Mooney-Doyle Kim, Knafl Kathleen A, Huang Liming, Wallen Gwenyth R, Ulrich Connie M
Department of Family and Community Health, University of Maryland School of Nursing, Baltimore, MD, USA.
School of Nursing, University of North Carolina, Chapel Hill, Chapel Hill, NC, USA.
J Psychosoc Oncol. 2025;43(1):88-104. doi: 10.1080/07347332.2024.2366996. Epub 2024 Jun 22.
To advance oncology treatment for adults, comprehensive understanding of how and why people decide to enroll in, remain in, and withdraw from cancer clinical trials is needed. While quantitative findings provide insights into these benefits and burdens, they provide limited understanding of how adults with cancer appraise their situation and approach decisions to undertake a clinical trial. The goal of this mixed methods analysis was to conceptualize participants' assessment of benefits and burdens related to cancer clinical trial participation.
This sub-group analysis of 21 participants was part of a larger sequential, explanatory mixed methods study. We used Creamer's integrated approach to linking quantitative and qualitative data to assess convergence, with qualitative data explaining quantitative results. Participants were grouped into four categories based on quantitative benefit/burden scores and thematic analysis of their qualitative data was used to describe these categories.

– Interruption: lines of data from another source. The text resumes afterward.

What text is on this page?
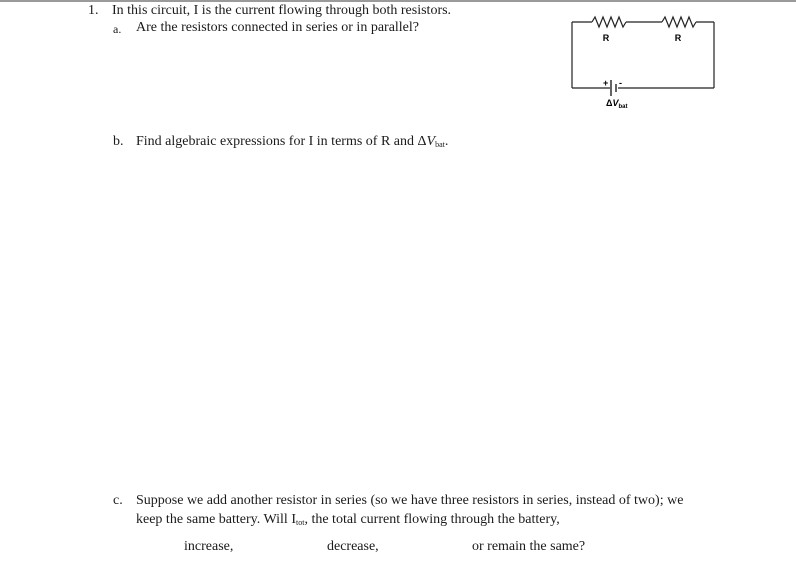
1. In this circuit, I is the current flowing through both resistors.
a. Are the resistors connected in series or in parallel?
R	R
+ -
$\Delta V_{bat}$
b. Find algebraic expressions for I in terms of R and $\Delta V_{bat}$.
c. Suppose we add another resistor in series (so we have three resistors in series, instead of two); we
keep the same battery. Will $I_{tot}$, the total current flowing through the battery,
increase,	decrease,	or remain the same?
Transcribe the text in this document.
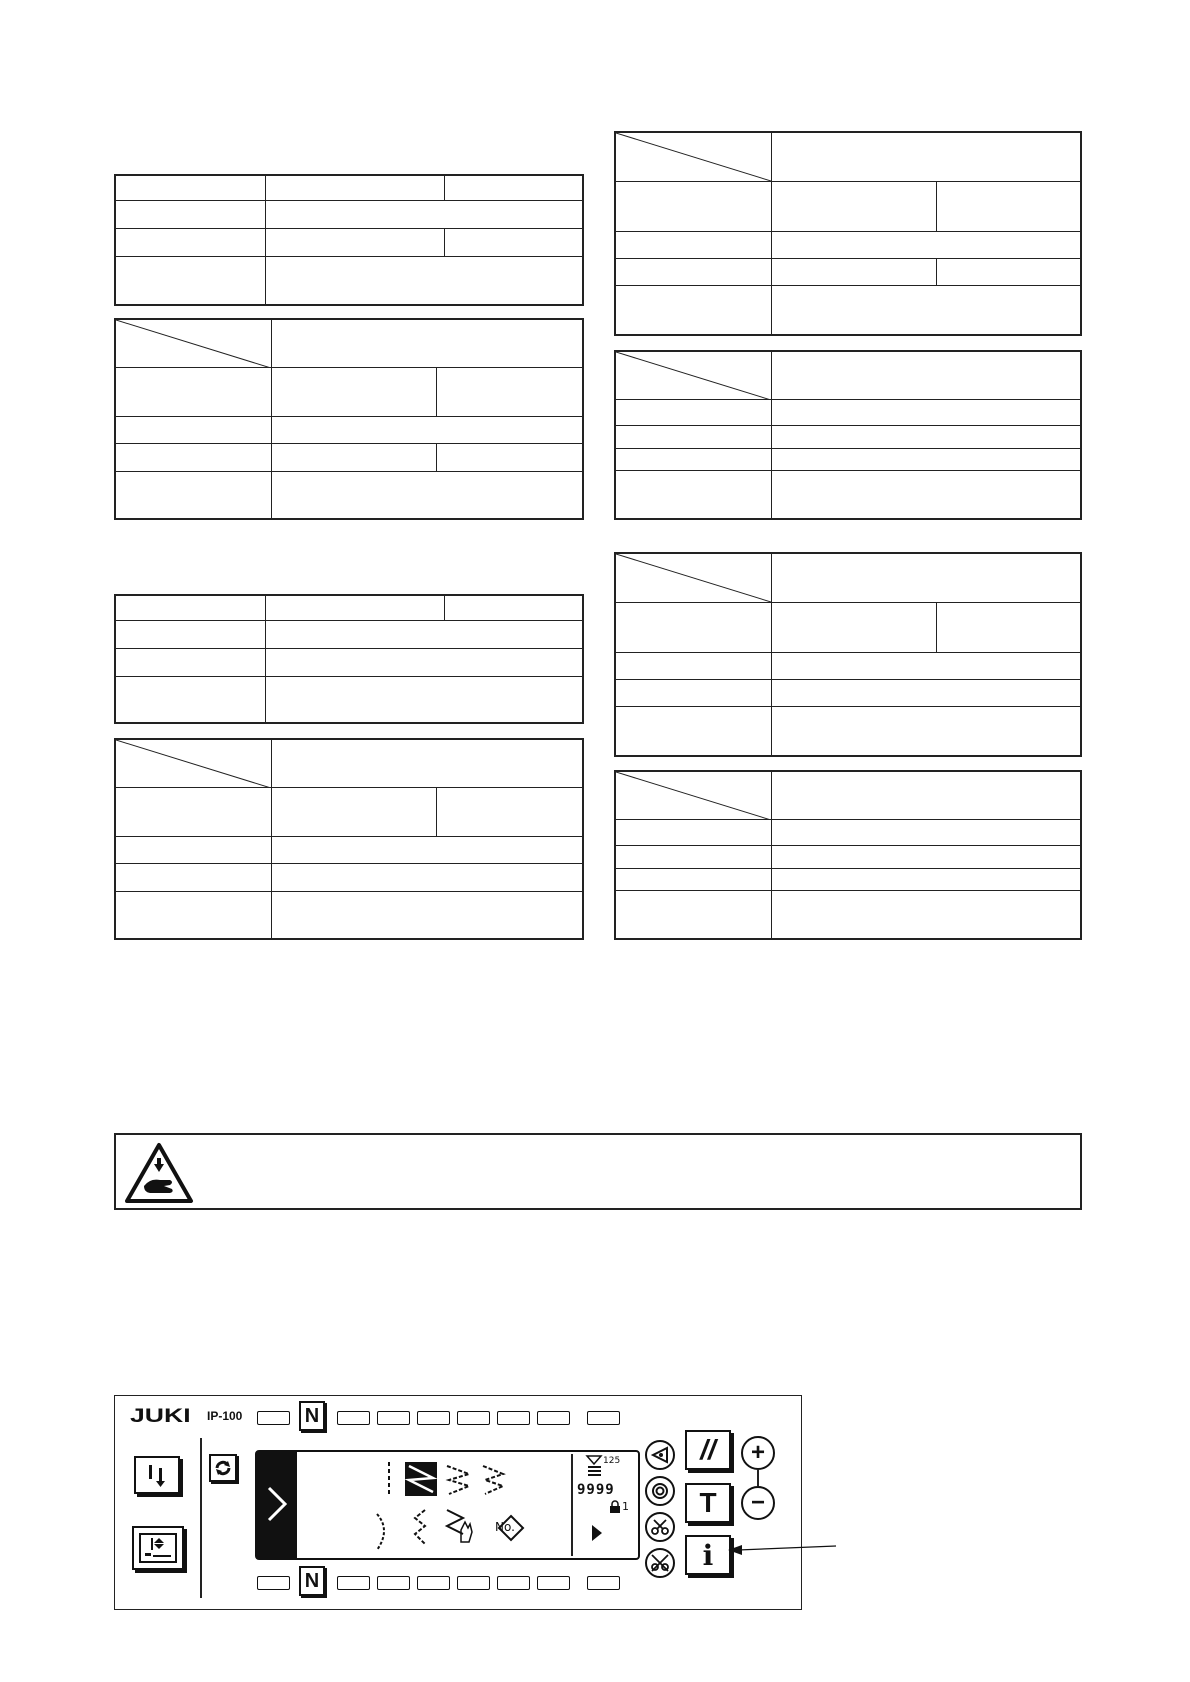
JUKI IP-100	N
No.
125
9999
1
//
T
i
+
−
N
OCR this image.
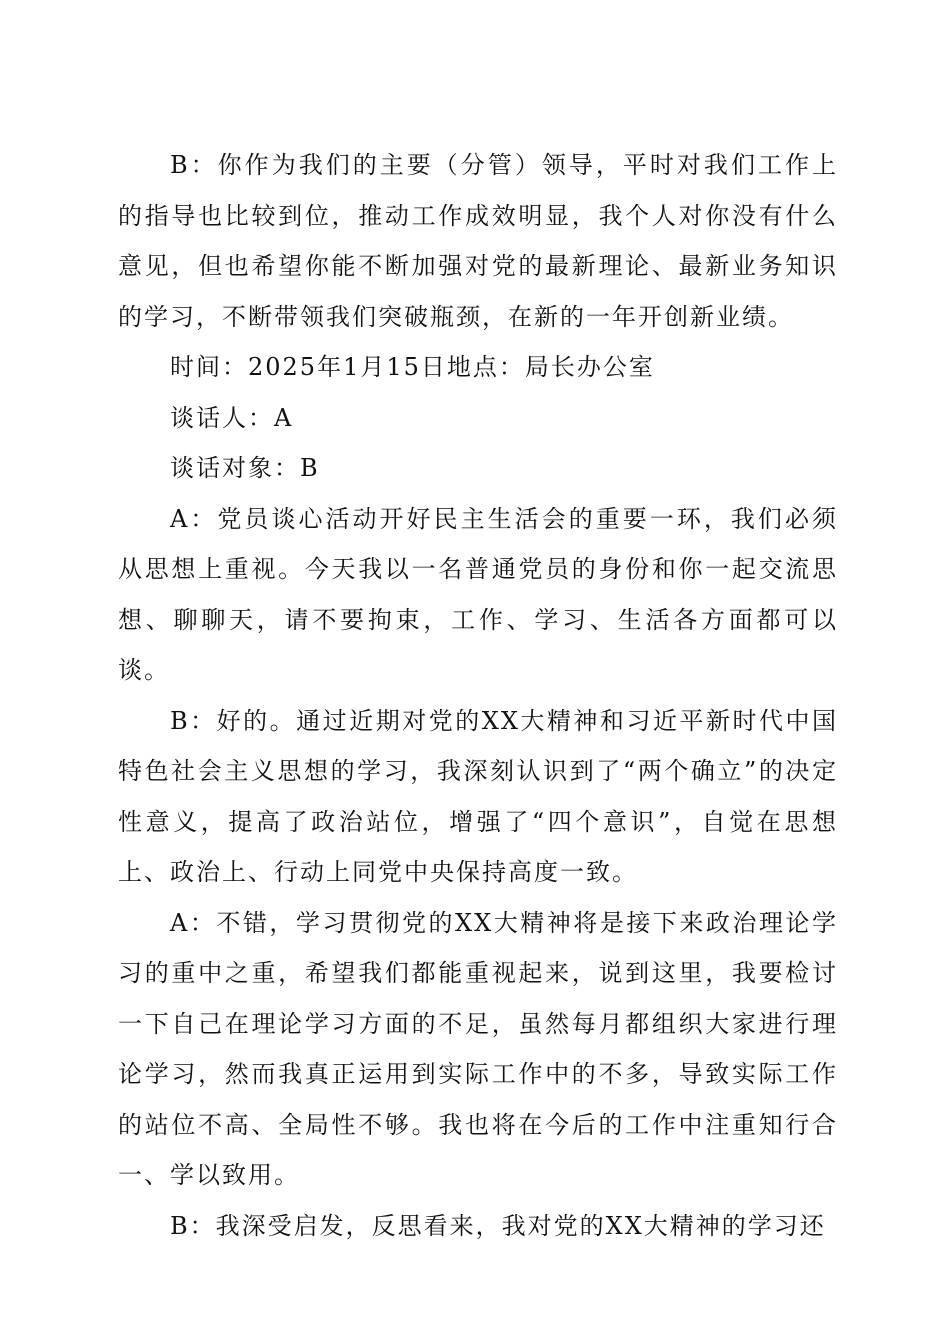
B：你作为我们的主要（分管）领导，平时对我们工作上的指导也比较到位，推动工作成效明显，我个人对你没有什么意见，但也希望你能不断加强对党的最新理论、最新业务知识的学习，不断带领我们突破瓶颈，在新的一年开创新业绩。

时间：2025年1月15日地点：局长办公室

谈话人：A

谈话对象：B

A：党员谈心活动开好民主生活会的重要一环，我们必须从思想上重视。今天我以一名普通党员的身份和你一起交流思想、聊聊天，请不要拘束，工作、学习、生活各方面都可以谈。

B：好的。通过近期对党的XX大精神和习近平新时代中国特色社会主义思想的学习，我深刻认识到了“两个确立”的决定性意义，提高了政治站位，增强了“四个意识”，自觉在思想上、政治上、行动上同党中央保持高度一致。

A：不错，学习贯彻党的XX大精神将是接下来政治理论学习的重中之重，希望我们都能重视起来，说到这里，我要检讨一下自己在理论学习方面的不足，虽然每月都组织大家进行理论学习，然而我真正运用到实际工作中的不多，导致实际工作的站位不高、全局性不够。我也将在今后的工作中注重知行合一、学以致用。

B：我深受启发，反思看来，我对党的XX大精神的学习还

Across groups participants varied in descriptions of benefits and burdens of cancer clinical trial participation and reasons for participating. Those reporting high benefit/low burden described "seizing the opportunity to participate;" those reporting low benefit/low burden described "taking responsibility" through trial participation; those reporting low benefit/high burden described how they were "willing to endure," and those with high benefit/high burden emphasized "deciding to act."
Participants' qualitative descriptions of benefits and burdens were more nuanced and dynamic than reflected in their quantitative ratings. Thus, current measures may be missing important concepts, such as logistic challenges of trial participation. Our results have implications for consenting procedures and decisional support guidance offered to patients and their caregivers.
为推进成人肿瘤治疗,需要全面了解人们如何以及为何决定参加、继续参与和退出癌症临床试验。虽然定量研究结果能洞察这些益处和负担,但对于癌症成人患者如何评估自身情况以及做出参与临床试验的决策,其提供的理解有限。这项混合方法分析的目的是对参与者对与癌症临床试验参与相关的益处和负担的评估进行概念化。
对21名参与者的亚组分析是一项更大规模的序列式、解释性混合方法研究的一部分。我们使用克里默的综合方法将定量和定性数据相联系,以评估数据的趋同性,用定性数据解释定量结果。根据定量的益处/负担得分将参与者分为四类,并通过对其定性数据的主题分析来描述这些类别。
在各个组中,参与者对癌症临床试验参与的益处和负担的描述以及参与原因各不相同。那些报告高益处/低负担的人描述为“抓住参与机会”;那些报告低益处/低负担的人描述为通过参与试验“承担责任”;那些报告低益处/高负担的人描述了他们如何“愿意忍受”,而那些高益处/高负担的人强调“决定行动”。
参与者对益处和负担的定性描述比其定量评分所反映的更为细致入微和动态变化。因此,当前的测量方法可能遗漏了重要概念,如试验参与的后勤挑战。我们的结果对向患者及其护理人员提供的知情同意程序和决策支持指导具有启示意义。